Amsterdam in a Day
Amsterdam Travel Blog› entry 3 of 4 › view all entries
Since we had limited time in Amsterdam, I decided to try to pack as much into today as I could. We got an early start and enjoyed breakfast at our hotel (included in the price of the rooms). In addition to regular breakfast fare, they had the most excellent cherry preserves made right there that were amazing on a croissant! That with some coffee and I was pretty happy!
We walked down to the "Dam" where the Amstel River was first dammed up. It was a nice cool morning -- 70's and not many people out yet. We took a boat tour of the canals and it was a great way to get my bearings. The city is built on concentric circles of canals.
Our next stop was the Anne Frank House. It was so amazing to see the actual home and rooms where she hid from the Nazi's with her family in the back of the jam and jelly shop where her father worked. It was a very moving experience. The exhibit has various media to watch and read and experience. It was particularly moving to me when we went through the false bookcase door into the secret annex. I cannot imagine hiding in a place like that for 2 years. Only the father survived. Anne and her sister died at Bergen Belsen. Her mother died at Auschwitz. The father survived only because he was in a hospital at the time of the liberation of Amsterdam.
We stopped for lunch at a pizza place and had a pizza margherita, very plain and simple -- but it hit the spot.
The Rijksmuseum was our next adventure. It is the largest and most famous museum in Holland. We did the headset tour and saw some beautiful artwork -- pieces like Rembrandt's Nightwatch, the Jewish Bride, a self portrait and the Five Businessmen. I also enjoyed the Vermeer and Frans Hals pieces quite a bit. I had never spent much time studying Dutch artists other than Rembrandt, so the tour was a nice way to learn a bit about lesser known but still important artists.
For dinner, I made reservations at an Indonesian restaurant called Sama Sebo. Much of Indonesia was colonized by the Dutch, and there is a long relationship between the two nations. Dutch merchants who spent time in Indonesia introduced Indonesian food back to the mother country and the Dutch have evidently had a love affair with Indonesian food ever since. We ordered the "Rijsttafel" which literally means the "Rice Table." It is a way to sample many different Indonesian dishes at one time. You get many little plates of food. The Merchants of old used to like to do the Rijsttafel for their friends back in Holland to impress them with the quantity and difference of all the dishes. Rob and I shared 23 different dishes that night -- and nearly at it all! It was a great experience.

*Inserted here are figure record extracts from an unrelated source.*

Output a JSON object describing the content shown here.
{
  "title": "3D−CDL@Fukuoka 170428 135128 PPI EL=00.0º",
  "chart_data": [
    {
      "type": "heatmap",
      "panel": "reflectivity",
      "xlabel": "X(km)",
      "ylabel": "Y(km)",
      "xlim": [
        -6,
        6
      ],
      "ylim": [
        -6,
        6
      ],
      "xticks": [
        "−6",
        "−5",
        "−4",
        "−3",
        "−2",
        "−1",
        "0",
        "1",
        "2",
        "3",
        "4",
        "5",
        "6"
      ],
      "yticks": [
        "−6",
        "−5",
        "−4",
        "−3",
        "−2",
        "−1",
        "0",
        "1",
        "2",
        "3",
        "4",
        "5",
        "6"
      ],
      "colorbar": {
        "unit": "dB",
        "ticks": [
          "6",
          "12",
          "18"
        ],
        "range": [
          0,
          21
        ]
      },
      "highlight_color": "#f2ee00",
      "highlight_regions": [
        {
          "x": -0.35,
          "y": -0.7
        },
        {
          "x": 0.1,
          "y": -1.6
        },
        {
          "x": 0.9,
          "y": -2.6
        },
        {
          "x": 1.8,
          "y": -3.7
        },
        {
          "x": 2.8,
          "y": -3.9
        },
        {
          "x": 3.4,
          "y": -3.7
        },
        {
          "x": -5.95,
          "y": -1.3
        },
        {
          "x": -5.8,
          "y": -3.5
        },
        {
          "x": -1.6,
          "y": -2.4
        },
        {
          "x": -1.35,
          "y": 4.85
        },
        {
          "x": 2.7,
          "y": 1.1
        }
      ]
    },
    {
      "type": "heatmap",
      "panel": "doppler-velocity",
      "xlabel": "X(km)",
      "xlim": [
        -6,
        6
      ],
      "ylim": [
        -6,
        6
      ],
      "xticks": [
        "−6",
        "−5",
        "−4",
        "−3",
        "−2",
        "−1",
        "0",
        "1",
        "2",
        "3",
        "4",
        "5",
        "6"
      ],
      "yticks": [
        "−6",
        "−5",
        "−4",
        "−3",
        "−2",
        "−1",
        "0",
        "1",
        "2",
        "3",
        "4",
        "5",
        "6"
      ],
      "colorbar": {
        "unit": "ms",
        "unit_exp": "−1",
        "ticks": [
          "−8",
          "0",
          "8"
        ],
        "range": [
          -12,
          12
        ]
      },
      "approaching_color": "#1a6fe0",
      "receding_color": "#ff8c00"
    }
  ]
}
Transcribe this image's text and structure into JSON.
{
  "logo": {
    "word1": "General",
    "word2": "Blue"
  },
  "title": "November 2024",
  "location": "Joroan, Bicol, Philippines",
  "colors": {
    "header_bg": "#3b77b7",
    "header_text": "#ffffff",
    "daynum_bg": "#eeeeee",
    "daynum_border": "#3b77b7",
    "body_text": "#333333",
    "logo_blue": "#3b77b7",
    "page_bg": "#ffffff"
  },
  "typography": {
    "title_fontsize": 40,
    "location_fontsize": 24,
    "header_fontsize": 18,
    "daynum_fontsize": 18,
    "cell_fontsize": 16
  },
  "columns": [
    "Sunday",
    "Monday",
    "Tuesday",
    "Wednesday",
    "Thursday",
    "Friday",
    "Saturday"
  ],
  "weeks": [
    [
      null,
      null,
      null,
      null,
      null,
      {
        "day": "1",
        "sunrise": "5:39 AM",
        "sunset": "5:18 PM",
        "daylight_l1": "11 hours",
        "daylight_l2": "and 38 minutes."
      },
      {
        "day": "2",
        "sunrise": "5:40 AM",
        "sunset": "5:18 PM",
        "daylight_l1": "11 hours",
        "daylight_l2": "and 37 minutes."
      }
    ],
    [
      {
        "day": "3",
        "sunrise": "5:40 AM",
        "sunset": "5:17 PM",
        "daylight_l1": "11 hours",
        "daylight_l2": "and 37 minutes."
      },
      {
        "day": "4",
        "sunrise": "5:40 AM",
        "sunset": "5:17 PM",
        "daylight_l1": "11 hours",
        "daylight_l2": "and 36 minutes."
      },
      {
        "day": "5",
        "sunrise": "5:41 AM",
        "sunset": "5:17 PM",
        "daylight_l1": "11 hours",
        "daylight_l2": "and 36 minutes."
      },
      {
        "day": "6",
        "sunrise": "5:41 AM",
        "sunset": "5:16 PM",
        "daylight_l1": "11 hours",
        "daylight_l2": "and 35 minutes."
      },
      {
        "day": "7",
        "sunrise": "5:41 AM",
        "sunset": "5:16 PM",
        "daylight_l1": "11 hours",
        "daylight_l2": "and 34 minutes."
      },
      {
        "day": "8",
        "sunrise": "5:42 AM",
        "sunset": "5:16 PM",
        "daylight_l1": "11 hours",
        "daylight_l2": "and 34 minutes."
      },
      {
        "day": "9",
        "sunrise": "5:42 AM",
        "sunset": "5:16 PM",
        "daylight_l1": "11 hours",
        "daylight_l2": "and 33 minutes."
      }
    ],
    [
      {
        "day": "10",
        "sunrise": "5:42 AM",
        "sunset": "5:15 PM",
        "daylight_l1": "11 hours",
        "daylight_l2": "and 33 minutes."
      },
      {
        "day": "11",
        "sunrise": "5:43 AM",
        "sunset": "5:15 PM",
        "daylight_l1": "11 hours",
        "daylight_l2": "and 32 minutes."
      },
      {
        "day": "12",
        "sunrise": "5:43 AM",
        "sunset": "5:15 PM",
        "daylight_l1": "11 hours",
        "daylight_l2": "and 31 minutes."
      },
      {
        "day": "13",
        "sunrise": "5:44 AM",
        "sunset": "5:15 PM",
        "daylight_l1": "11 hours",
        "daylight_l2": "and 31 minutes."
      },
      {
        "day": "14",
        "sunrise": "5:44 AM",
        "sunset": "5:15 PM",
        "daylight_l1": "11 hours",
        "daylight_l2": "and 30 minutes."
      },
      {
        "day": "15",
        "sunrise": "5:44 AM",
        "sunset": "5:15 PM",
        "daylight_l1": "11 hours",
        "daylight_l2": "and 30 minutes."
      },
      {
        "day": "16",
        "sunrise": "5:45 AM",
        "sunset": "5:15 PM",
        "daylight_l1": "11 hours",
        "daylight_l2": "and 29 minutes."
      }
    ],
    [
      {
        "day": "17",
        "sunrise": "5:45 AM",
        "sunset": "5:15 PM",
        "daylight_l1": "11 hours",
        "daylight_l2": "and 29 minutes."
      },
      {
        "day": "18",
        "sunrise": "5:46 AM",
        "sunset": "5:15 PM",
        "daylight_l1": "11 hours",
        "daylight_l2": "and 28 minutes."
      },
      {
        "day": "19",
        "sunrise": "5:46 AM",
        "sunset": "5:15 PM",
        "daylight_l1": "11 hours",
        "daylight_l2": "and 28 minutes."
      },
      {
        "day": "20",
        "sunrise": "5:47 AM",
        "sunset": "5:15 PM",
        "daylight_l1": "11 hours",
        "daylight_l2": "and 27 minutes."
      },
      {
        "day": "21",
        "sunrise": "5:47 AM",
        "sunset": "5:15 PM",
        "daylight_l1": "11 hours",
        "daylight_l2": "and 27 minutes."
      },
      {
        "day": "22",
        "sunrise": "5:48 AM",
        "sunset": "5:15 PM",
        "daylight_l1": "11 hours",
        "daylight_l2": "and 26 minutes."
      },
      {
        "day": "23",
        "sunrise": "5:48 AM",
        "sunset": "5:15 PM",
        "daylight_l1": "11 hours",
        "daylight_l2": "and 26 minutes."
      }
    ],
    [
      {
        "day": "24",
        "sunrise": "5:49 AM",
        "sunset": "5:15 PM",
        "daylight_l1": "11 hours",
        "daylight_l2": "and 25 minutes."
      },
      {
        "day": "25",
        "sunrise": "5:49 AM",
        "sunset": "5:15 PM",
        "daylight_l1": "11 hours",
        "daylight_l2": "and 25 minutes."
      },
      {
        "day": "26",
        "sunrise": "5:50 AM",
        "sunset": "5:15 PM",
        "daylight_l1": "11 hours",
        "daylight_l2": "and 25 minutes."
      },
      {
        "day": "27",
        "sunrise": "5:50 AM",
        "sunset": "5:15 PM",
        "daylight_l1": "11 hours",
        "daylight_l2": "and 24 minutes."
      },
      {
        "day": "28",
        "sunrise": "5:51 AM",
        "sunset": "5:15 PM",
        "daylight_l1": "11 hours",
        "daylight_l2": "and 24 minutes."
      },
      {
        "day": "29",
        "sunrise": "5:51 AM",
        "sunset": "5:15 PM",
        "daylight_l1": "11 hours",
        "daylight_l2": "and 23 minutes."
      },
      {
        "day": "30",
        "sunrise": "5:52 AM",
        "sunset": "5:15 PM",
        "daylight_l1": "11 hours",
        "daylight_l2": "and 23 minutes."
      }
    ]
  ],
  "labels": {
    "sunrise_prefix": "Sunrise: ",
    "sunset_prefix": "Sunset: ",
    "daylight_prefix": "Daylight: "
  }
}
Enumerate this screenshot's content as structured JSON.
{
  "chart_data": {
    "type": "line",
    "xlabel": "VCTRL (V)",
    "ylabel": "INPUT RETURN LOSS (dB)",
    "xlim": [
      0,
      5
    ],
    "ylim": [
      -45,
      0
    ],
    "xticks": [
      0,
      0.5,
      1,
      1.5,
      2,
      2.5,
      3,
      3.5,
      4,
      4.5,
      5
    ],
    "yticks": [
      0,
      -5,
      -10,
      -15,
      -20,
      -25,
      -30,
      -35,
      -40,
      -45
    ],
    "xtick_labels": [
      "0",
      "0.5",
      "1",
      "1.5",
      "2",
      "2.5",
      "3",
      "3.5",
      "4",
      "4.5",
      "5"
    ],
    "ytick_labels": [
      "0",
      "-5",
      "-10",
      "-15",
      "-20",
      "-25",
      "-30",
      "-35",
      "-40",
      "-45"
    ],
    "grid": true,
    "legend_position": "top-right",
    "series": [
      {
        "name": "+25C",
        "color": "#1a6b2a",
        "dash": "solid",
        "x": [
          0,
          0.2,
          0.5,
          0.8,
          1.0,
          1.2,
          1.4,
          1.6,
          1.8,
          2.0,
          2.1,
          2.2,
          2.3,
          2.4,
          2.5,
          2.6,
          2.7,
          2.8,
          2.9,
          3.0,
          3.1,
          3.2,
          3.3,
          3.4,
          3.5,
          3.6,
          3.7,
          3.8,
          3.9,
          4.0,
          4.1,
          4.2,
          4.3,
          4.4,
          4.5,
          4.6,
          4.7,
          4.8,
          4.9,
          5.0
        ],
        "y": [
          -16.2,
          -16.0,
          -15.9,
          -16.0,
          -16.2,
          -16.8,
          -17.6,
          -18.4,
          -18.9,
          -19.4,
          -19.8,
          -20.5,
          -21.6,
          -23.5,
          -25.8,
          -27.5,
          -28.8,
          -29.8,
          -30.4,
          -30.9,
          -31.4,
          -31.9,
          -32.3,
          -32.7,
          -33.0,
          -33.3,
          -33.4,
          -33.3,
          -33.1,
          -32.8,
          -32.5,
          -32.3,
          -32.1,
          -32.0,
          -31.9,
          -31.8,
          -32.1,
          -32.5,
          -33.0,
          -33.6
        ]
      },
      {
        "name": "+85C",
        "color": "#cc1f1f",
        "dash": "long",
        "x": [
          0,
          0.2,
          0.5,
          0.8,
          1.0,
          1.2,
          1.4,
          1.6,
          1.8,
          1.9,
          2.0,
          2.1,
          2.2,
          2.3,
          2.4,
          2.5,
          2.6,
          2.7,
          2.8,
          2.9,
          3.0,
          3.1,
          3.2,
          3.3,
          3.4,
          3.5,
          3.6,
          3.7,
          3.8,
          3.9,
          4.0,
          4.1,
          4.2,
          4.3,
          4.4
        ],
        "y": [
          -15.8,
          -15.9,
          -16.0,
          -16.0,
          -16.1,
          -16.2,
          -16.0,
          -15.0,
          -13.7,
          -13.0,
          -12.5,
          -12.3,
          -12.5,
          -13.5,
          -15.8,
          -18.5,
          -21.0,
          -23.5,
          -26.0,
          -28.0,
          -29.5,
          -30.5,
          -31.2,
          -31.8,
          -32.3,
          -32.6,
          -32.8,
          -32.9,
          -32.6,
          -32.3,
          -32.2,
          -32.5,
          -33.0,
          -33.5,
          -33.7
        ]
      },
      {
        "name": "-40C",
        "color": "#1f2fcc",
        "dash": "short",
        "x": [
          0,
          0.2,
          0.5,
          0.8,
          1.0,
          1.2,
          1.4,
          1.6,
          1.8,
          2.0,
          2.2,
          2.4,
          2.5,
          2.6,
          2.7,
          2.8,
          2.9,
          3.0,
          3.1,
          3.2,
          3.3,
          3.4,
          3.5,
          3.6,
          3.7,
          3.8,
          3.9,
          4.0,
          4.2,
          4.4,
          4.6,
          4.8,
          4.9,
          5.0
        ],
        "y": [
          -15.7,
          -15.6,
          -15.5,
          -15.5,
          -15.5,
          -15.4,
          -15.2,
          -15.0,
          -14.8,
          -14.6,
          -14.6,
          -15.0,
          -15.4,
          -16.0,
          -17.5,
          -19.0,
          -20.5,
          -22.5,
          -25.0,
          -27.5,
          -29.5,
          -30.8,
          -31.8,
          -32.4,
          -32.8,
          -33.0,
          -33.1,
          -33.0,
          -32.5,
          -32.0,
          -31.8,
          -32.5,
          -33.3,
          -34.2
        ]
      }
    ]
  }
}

After our meal, we walked to the infamous Red Light District of Amsterdam. The streets were very crowded that night and especially in the Red Light area. It is just like you hear -- glass doors and picture windows wiht red neon lights around them and ll kinds of different ladies of the night trying to tempt you to enter. We saw all shapes, sizes and colors! We also saw three fist fights in this area -- and all were liquored up Brits. I heard that some airline had a special going from the UK where you could fly to Amsterdam on the cheap, so lots of guys were doing that and then getting hammered once they got to Amsterdam. We did not see a lot of guys going into the "houses" in the Red Light District though, but a few did.